Atta-ur-Rahman, a former HEC chair and ex-science minister, told University World News “both bills, aspiring to play with the HEC’s mandate and governance, are clearly ill-intentioned and should be withdrawn.

“Any imbalance that the proposed bills suggest in the functions of the HEC would disturb the entire higher education system of the country, as the proposed legislation aims to reduce the universities into subordinate bodies of the bureaucracy,” he said.

Atta added the proposed amendments, if implemented, would render syndicates (management councils) of the universities powerless as governance of the universities would come directly under politicians and the bureaucracy.

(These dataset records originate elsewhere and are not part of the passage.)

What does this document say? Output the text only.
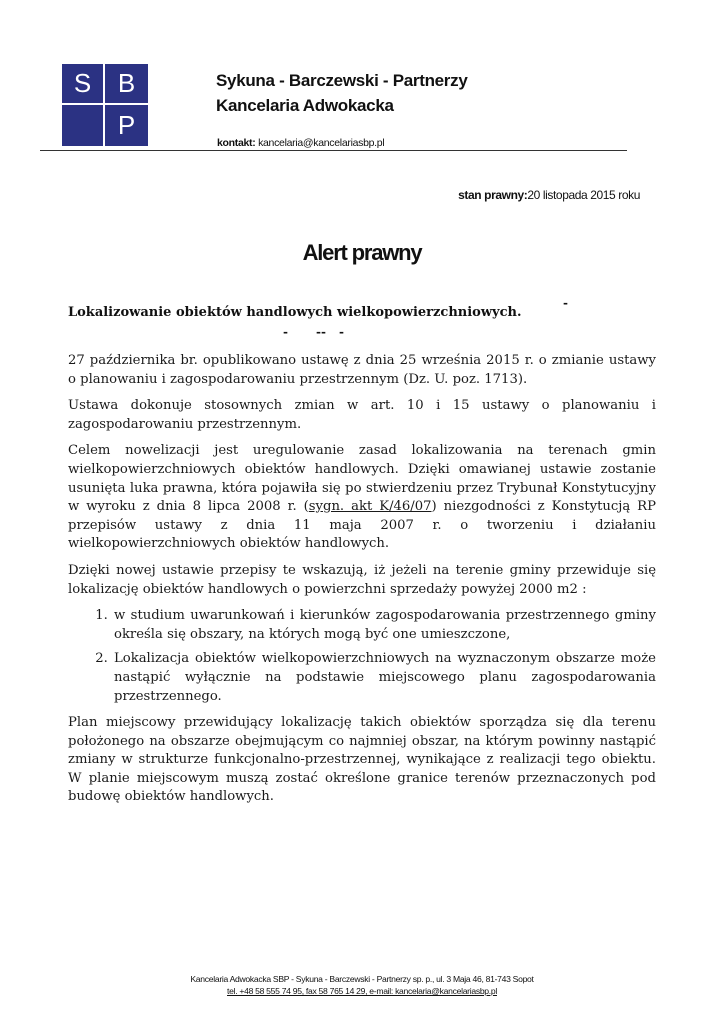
S	B
P
Sykuna - Barczewski - Partnerzy
Kancelaria Adwokacka
kontakt: kancelaria@kancelariasbp.pl
stan prawny:20 listopada 2015 roku
Alert prawny
Lokalizowanie obiektów handlowych wielkopowierzchniowych.
-
- -- -

27 października br. opublikowano ustawę z dnia 25 września 2015 r. o zmianie ustawy o planowaniu i zagospodarowaniu przestrzennym (Dz. U. poz. 1713).

Ustawa dokonuje stosownych zmian w art. 10 i 15 ustawy o planowaniu i zagospodarowaniu przestrzennym.

Celem nowelizacji jest uregulowanie zasad lokalizowania na terenach gmin wielkopowierzchniowych obiektów handlowych. Dzięki omawianej ustawie zostanie usunięta luka prawna, która pojawiła się po stwierdzeniu przez Trybunał Konstytucyjny w wyroku z dnia 8 lipca 2008 r. (sygn. akt K/46/07) niezgodności z Konstytucją RP przepisów ustawy z dnia 11 maja 2007 r. o tworzeniu i działaniu wielkopowierzchniowych obiektów handlowych.

Dzięki nowej ustawie przepisy te wskazują, iż jeżeli na terenie gminy przewiduje się lokalizację obiektów handlowych o powierzchni sprzedaży powyżej 2000 m2 :

1. w studium uwarunkowań i kierunków zagospodarowania przestrzennego gminy określa się obszary, na których mogą być one umieszczone,
2. Lokalizacja obiektów wielkopowierzchniowych na wyznaczonym obszarze może nastąpić wyłącznie na podstawie miejscowego planu zagospodarowania przestrzennego.

Plan miejscowy przewidujący lokalizację takich obiektów sporządza się dla terenu położonego na obszarze obejmującym co najmniej obszar, na którym powinny nastąpić zmiany w strukturze funkcjonalno-przestrzennej, wynikające z realizacji tego obiektu. W planie miejscowym muszą zostać określone granice terenów przeznaczonych pod budowę obiektów handlowych.

Kancelaria Adwokacka SBP - Sykuna - Barczewski - Partnerzy sp. p., ul. 3 Maja 46, 81-743 Sopot
tel. +48 58 555 74 95, fax 58 765 14 29, e-mail: kancelaria@kancelariasbp.pl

Former HEC executive director, Sohail Naqvi, told University World News the plans to give such powers to the HEC under the private bill violate the spirit of the constitution.

He was referring to the bill’s proposals to empower the federal HEC to order local government and police to take action on campuses, describing these as “misadventure plans that the legislature should throw out”.

Naqvi also opposed the government bill. He maintained the HEC should be strengthened through the provision of more funds and not through powers that would cripple the country’s universities and higher education system.

On 18 April, the vice-chancellor of Lahore’s Government College University, Syed Asghar Zaidi, in an open letter to Speaker of the National Assembly Raja Pervez Asharf that also addressed Chairman of the Senate Muhammad Sadiq Sanjrani and members of both houses of parliament, warned of “far-reaching and negative consequences for the higher education sector in Pakistan” if the proposed private bill goes through parliament.

Zaidi said in the letter, using the official letterhead of the university, “We believe that any changes to the HEC Ordinance must be made through a consultative and inclusive process that takes into account the opinions and concerns of all stakeholders.”

Referring to proposed amendments in the new bill, he said, “These amendments encroach upon the domains of the provinces and threaten … autonomy of the higher education institutions.”

He urged members of parliament to reconsider the amendments, terming them “blatant encroachment into charted territory [of universities] … [having] disastrous consequences for the institutions”.

Government panel

Prime Minister Shehbaz Sharif constituted a ministerial panel in early April to develop a consensus on amending the HEC law.

Sardar Ayaz Sadiq, federal minister for economic affairs and co-chair of the panel, told University World News, “We will invite broad consultations and make best efforts to evolve consensus for amending the HEC law through government-backed legislation. We had a preliminary meeting of the panel and the next meetings will have other stakeholders as well.”

He reiterated that the private bill proposing amendments to the HEC law was not crafted and steered by the government.

The five-member panel chaired by the federal education minister held a meeting on 11 April but without the presence of stakeholders from the higher education sector. The HEC was not invited to participate in the meeting.

The proposed government legislation, forwarded by the federal education ministry, and currently being reviewed by the ministry of law, aims to change the composition of the HEC governing board by reducing its members from 18 to 10 and bringing some of its independent functions under the federal education ministry.